Frequently Asked Questions
1. What is the mechanism of addiction for nicotine?
Nicotine activates nicotinic acetylcholine receptors in the ventral tegmental area (VTA) → triggers release of dopamine in nucleus accumbens (reward centre) → pleasure and reinforcement. Repeated nicotine use → downregulation of receptors → tolerance (need more nicotine for same effect) → withdrawal symptoms when nicotine absent: irritability, anxiety, difficulty concentrating, insomnia, strong craving. Nicotine replacement therapy (NRT — patches, gum, inhaler) provides nicotine without tobacco combustion products → helps quit smoking by reducing withdrawal. Varenicline (Champix/Chantix): partial nicotinic receptor agonist → reduces cravings and blocks nicotine pleasure if patient smokes. Bupropion: dopamine/noradrenaline reuptake inhibitor → reduces withdrawal symptoms.
2. How does morphine relieve pain?
Morphine binds to mu-opioid receptors (MOR) which are present throughout the pain pathway. At spinal cord: inhibits release of substance P from primary afferent pain fibres → blocks pain signal transmission to brain. At brain (periaqueductal grey, PAG): activates descending pain inhibitory pathways → reduces pain perception. At limbic system: changes emotional response to pain → less suffering even if pain is still perceived. Side effects of morphine: respiratory depression (most dangerous — slows breathing rate), constipation (opioid receptors in gut → reduced peristalsis), nausea and vomiting, miosis (small pupils), urinary retention, sedation. Opioid overdose: treated with naloxone (opioid antagonist) — competitive blocker at opioid receptors → reverses respiratory depression rapidly.
3. What is the difference between tolerance, dependence and addiction?

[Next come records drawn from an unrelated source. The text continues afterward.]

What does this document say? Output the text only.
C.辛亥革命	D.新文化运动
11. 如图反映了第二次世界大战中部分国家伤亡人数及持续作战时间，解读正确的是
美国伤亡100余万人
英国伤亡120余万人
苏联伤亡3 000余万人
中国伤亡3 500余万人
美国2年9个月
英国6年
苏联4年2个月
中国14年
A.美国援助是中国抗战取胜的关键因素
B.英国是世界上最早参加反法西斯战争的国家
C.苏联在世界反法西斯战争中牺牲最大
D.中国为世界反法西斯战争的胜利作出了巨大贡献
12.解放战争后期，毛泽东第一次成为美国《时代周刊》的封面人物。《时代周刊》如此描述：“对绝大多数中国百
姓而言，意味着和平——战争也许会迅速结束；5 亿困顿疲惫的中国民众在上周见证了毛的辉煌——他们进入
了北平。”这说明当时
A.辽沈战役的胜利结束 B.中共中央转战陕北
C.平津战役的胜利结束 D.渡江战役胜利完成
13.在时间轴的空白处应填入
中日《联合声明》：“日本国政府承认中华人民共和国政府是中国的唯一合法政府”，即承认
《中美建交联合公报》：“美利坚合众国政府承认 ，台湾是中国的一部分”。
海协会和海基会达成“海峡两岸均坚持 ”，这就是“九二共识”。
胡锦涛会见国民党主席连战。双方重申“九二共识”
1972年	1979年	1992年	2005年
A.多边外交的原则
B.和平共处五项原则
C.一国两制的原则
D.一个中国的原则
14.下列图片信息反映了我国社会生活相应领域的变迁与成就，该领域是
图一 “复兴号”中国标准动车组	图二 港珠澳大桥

Tolerance: need increasing doses to achieve same effect. Due to receptor downregulation and desensitisation. Example: chronic morphine user needs 10x the dose that would work in a drug-naive person. Dependence (physical): body adapts to presence of drug → withdrawal syndrome if drug stopped. Not the same as addiction. Can occur with prescribed medications. Example: chronic steroid users develop adrenal dependence. Addiction (psychological/behavioural): compulsive drug seeking and use despite negative consequences. Characterised by: craving, loss of control over use, continued use despite harm, preoccupation with obtaining the drug. Has neurobiological basis (dopamine system changes). Not all physically dependent individuals are addicted. Addiction is the key clinical problem requiring treatment.
4. Name common drugs and their sources from plants?

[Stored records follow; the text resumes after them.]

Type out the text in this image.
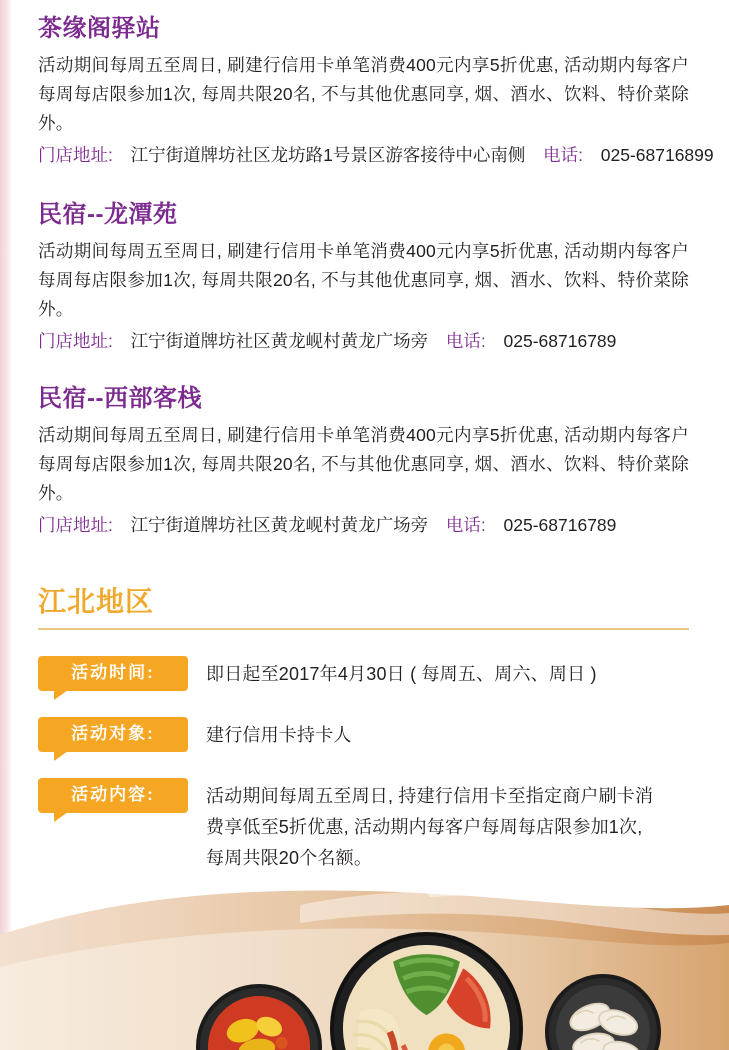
茶缘阁驿站

活动期间每周五至周日, 刷建行信用卡单笔消费400元内享5折优惠, 活动期内每客户每周每店限参加1次, 每周共限20名, 不与其他优惠同享, 烟、酒水、饮料、特价菜除外。

门店地址: 江宁街道牌坊社区龙坊路1号景区游客接待中心南侧 电话: 025-68716899
民宿--龙潭苑

活动期间每周五至周日, 刷建行信用卡单笔消费400元内享5折优惠, 活动期内每客户每周每店限参加1次, 每周共限20名, 不与其他优惠同享, 烟、酒水、饮料、特价菜除外。

门店地址: 江宁街道牌坊社区黄龙岘村黄龙广场旁 电话: 025-68716789
民宿--西部客栈

活动期间每周五至周日, 刷建行信用卡单笔消费400元内享5折优惠, 活动期内每客户每周每店限参加1次, 每周共限20名, 不与其他优惠同享, 烟、酒水、饮料、特价菜除外。

门店地址: 江宁街道牌坊社区黄龙岘村黄龙广场旁 电话: 025-68716789
江北地区
活动时间:	即日起至2017年4月30日 ( 每周五、周六、周日 )
活动对象:	建行信用卡持卡人
活动内容:	活动期间每周五至周日, 持建行信用卡至指定商户刷卡消费享低至5折优惠, 活动期内每客户每周每店限参加1次, 每周共限20个名额。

Many drugs come from plants: Morphine, codeine, heroin: Papaver somniferum (opium poppy). Cocaine: Erythroxylum coca (coca plant, South America). Nicotine: Nicotiana tabacum (tobacco plant). THC (cannabis): Cannabis sativa. Caffeine: Coffea arabica (coffee), Camellia sinensis (tea), Theobroma cacao (cocoa). Quinine: Cinchona bark (antimalarial alkaloid). Atropine: Atropa belladonna (deadly nightshade). Colchicine: Colchicum autumnale. Reserpine: Rauwolfia serpentina (used as antihypertensive). Vinblastine/vincristine: Catharanthus roseus (anticancer). These plant-derived drugs have been foundational to medicine — the study of plant natural products (ethnobotany, pharmacognosy) continues to be a source of new drug leads.
5. What is the NDPS Act in India?
The Narcotic Drugs and Psychotropic Substances (NDPS) Act was enacted in India in 1985. It controls: cultivation, manufacture, production, possession, sale, purchase, transport, import, export of narcotic drugs and psychotropic substances. Scheduled substances: opioids (heroin, morphine, opium), cocaine, cannabis (except traditional preparations like bhang in some states), amphetamines, barbiturates, benzodiazepines. Penalties: possession even of small amounts = 6 months to 10 years imprisonment. Large quantities: 10 years to life imprisonment. Treatment aspects: the Act also provides for treatment, rehabilitation, and social reintegration of addicts. Amended multiple times to add new synthetic drugs (designer drugs, new psychoactive substances). Related legislation: Drugs and Cosmetics Act 1940 regulates legitimate pharmaceutical drugs.